The value of Microservice
Well, John was in a weird situation. Doom if he used Microservice, also doom if he didn’t.
Because essentially, Microservice is a management tool.
Microservice prevent some type of changes and enable some type of changes to be easier.
In the first example, the Microservice architecture prevents desirable changes. In the second example, the lack of Microservices architecture enables an undesirable set of changes.

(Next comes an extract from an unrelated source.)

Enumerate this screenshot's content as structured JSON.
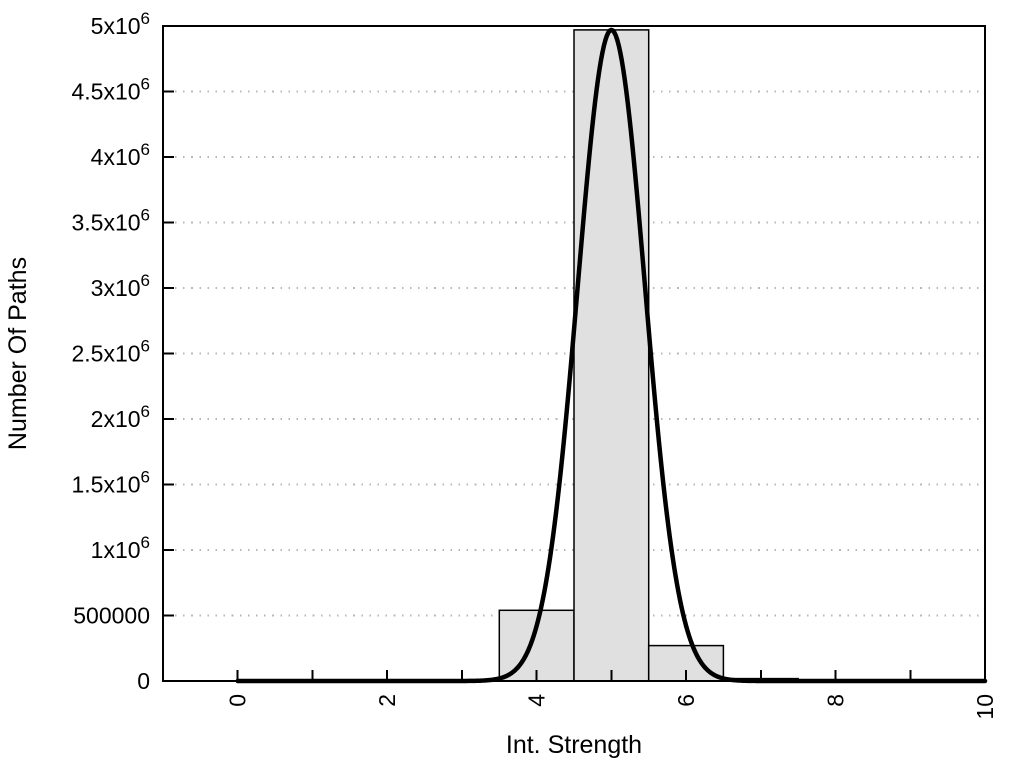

That is why John is doomed either way. The problem is not about Monolith vs. Microservice. The problem is about architecture choice misalignment with business growth.
Well, you can argue that in the second story John can work harder and make sure all the code have design review and throughout audit and etc. But that’s the point. That kind of management solution can be costly and add a lot of overhead into the development process.
Microservice can reduce that cost by making it inherently hard to mess the design up. But when we actually want to mess the design up for a good reason, well… you got the scenario in the first story.
In the end, the architecture must align with business growth. That is all to it.
When you use microservice, you enable some set of growth to be easier and simultaneously disable some type of growth to be harder.
If you have a checkout microservice, the checkout team would be able to churn out new features much faster. They can release on their own. They can use a programming language they prefer. They don’t depend on the other team. They can manage the scalability of their service independently.
That is, what I believe, the core benefit of microservice architecture.
Every technical aspect of Microservice, such as independently scale some part of the system or using multi-language implementation, can be solved using Monolith. You can use a build and configure it to open a specific endpoint for some containers and there you go independently scaling just a part of the system. You can use cross-process communication at the OS level and manage binary distribution and there you go, multi-language implementation. The latency might be even better than the network.
What Monolith cannot solve is when you want to have a certain type of management structure and incentivize growth and creativity in a certain area by giving autonomy and a frequent independent release cycle. That is what really really hard to do in Monolith architecture.
So I would say the deciding factor for Microservice implementation: Is it aligned with how your organization want to grow?
Because again, Microservice essentially is a technical solution to the management problem. And it is a real problem that requires a good solution.
If you think it is a stupid management problem, well I invite you to try solve that. If you can solve just a simple question of “how to make programmers collaborate effectively?” in a scalable and repeatable way, I believe you have the potential to be richer than Jeff Bezos.
Amazon has been working on this. Google has been working on this. Facebook has been working on this. Every behemoth tech company in existence have been working on this for decades and they came up with Microservice stuff. If you have a better answer, then go ahead, let me and all those guys know. They are ready to invest.